Objectives: By the end of this session, participants will be able to 1) identify several GC prevention strategies, 2) describe common elements of state-level GC prevention action plans, and 3) identify specific examples of states using local surveillance data to identify populations at risk for GC.
Methods: The regional meetings began with an overview of gonorrhea epidemiology and prevention strategies, then health departments presented their local epidemiology, challenges, and prevention activities. During a breakout discussion, states developed 3 – 6 month actions plans. Afterwards, STD leaders worked with local staff and key partners to implement planned activities. Follow-up measures include 3 and 6 month calls from Program Consultants and updates in subsequent IPP meetings.
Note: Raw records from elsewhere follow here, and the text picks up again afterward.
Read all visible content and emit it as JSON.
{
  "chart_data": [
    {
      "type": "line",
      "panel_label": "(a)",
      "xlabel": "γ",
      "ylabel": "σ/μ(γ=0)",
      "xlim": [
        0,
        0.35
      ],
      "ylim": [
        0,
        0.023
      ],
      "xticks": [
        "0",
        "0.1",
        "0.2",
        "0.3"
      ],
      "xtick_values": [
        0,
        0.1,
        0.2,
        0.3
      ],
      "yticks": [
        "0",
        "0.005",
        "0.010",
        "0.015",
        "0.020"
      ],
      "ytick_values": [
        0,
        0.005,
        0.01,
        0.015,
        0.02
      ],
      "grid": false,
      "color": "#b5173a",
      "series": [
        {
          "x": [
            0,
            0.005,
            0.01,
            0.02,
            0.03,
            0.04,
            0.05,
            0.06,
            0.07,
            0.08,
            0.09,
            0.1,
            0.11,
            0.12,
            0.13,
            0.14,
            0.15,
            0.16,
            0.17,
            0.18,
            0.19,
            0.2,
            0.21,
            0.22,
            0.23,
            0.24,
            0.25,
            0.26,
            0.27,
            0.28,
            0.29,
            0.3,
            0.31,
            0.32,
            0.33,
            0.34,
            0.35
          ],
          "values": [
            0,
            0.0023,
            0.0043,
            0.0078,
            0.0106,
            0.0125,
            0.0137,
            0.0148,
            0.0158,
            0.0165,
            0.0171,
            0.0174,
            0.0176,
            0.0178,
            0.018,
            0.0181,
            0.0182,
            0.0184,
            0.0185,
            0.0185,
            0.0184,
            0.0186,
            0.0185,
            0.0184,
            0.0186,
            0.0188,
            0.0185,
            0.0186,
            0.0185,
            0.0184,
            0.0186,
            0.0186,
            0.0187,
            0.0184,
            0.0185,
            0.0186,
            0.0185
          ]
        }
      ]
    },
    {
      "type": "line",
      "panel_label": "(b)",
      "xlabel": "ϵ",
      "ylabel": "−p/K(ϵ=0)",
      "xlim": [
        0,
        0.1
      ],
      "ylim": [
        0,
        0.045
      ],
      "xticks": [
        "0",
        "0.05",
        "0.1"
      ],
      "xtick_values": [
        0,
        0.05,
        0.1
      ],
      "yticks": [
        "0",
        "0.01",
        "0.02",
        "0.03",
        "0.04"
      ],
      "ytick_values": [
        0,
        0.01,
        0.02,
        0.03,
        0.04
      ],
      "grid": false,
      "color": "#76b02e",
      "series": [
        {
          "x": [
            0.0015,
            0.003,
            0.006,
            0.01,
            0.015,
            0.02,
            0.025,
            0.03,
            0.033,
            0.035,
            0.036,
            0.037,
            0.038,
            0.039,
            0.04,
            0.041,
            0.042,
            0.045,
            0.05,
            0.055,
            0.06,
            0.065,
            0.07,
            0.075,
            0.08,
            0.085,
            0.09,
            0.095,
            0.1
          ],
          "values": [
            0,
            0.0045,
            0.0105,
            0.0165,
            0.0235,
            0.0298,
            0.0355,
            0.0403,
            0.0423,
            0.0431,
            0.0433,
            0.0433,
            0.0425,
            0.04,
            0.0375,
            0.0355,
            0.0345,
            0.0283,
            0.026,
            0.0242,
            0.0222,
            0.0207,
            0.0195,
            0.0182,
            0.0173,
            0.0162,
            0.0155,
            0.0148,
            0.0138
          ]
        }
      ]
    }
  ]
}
Results: Each of the regional GC meetings was well received by participating STD directors and epidemiologists. STD program leaders identified specific at risk populations and developed action plans using these strategies: enhance screening, partner services, access to care, and engaging communities.
Conclusions: Though many were initially skeptical, most participants found the meetings constructive and helpful in considering strategies to address their GC morbidity.
Implications for Programs, Policy, and/or Research: One-day regional program focused meetings with key participants offer a format that should be considered for other program improvement activities. STD Directors participating in regional GC meetings have a greater appreciation of GC epidemiology and prevention strategies; this knowledge may be used to construct policies to support successful interventions.